The dramatic little mountains you see more an more of as you head South on the Thai Southern Line are called ‘karst’, and they’re pretty weird.
These Karst mountains are made of limestone – a sedimentary rock composed mainly of shells or skeletons of marine organisms such as corals and moluscs and microscopic marine creatures. They leave their shells behind when they die, which build and build over generations to create mounds and reefs in shallow waters (like that of the Gulf of Thailand). Then sometimes, techtonic plates – large surface chunks of the Earth’s crust – push against each other which can force these reefs and limestone seabeds up out of the water over millions of years to become mountains and hills, like the Tennaserim range we see inland.
But when up pushed up into the dry air, limestone is dissolved by the weak acids in rainfall or rivers and lakes. Over millions years more, these acids find weaknesses in the limestone and filter through to form subterranean sinkholes, caverns and drainage systems underneath the surface rock. This then weakens and cracks the surface rock, which widens by further rainfall, vegetation, and wind.
Eventually, all of the limestone rock erodes down into a coastal plain such as that which we’re travelling through. The peaks we see here are the few holdouts in this area – yet to complete the process of breaking down.
When we think about Thailand and Southeast Asia in general, these limestone karst mountains are frequenly what comes to mind. But they are found throughout Asia: They are the quintessential image of Guilin in China, and Ha Long Bay in Vietnam, for example.
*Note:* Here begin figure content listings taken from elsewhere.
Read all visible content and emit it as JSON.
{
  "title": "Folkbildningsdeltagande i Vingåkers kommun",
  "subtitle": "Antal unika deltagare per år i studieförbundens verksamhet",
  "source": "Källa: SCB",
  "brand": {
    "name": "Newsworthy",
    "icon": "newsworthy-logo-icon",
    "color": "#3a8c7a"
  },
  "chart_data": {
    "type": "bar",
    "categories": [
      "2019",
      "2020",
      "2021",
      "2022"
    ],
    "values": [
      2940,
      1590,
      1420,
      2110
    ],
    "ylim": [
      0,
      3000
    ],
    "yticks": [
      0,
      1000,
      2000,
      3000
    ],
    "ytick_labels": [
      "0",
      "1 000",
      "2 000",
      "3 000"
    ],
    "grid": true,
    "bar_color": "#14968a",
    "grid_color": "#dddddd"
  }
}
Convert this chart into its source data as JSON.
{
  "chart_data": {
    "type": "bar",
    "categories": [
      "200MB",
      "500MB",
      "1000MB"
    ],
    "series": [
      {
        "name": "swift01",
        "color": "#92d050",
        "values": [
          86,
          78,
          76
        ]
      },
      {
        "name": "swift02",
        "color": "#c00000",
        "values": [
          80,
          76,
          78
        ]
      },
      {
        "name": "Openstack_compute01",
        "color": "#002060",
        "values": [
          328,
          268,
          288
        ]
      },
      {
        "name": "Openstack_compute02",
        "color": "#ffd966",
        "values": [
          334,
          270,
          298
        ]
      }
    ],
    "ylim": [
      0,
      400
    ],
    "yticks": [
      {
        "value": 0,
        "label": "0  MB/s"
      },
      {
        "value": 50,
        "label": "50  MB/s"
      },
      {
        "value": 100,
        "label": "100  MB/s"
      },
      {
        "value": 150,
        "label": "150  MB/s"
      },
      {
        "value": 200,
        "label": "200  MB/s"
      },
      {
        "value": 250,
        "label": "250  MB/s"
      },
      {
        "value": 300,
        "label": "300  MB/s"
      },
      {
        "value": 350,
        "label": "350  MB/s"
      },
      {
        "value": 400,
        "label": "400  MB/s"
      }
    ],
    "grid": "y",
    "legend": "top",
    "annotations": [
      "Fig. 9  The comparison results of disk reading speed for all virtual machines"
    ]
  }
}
The more spectacular formations in Thailand are found further south in the Krabi region. But you will invariably find spectacular little worlds within almost every limestone karst mountain, even up here. When the acids break down the primary skeletons and shells stacked in the mountains, it forms solutions that trickle through into subterranean caves and drainage systems, where they often deposit as stallactites and stallacmites, and a menagerie of other structures based purely on the positions, angles, and distances of regular dripping and trickling. These caves are often inhabited by strange creatures that are oddly adapted to living in them – particularly by losing their sight and acquiring incredible organs that are sensitive to vibrations and smell. Their little ecosystems can create further layers of weirdness in this surreal world. Often these little ecosystems are so contained and isolated from each other, that they could contain their own endemic species. This is also true for the ecosystems covering the outside of karst mountains.
A final layer of weirdness can come from the way humans interract with these places – such as bird nest harvesting, and erecting artefacts for religious worship.
So even if nature, and particularly caves aren’t your thing, I really think you have to visit one of these surreal landscapes at least once in a good Thai holiday. Amidst the karst mountains of Southern Thailand, good options are plentiful.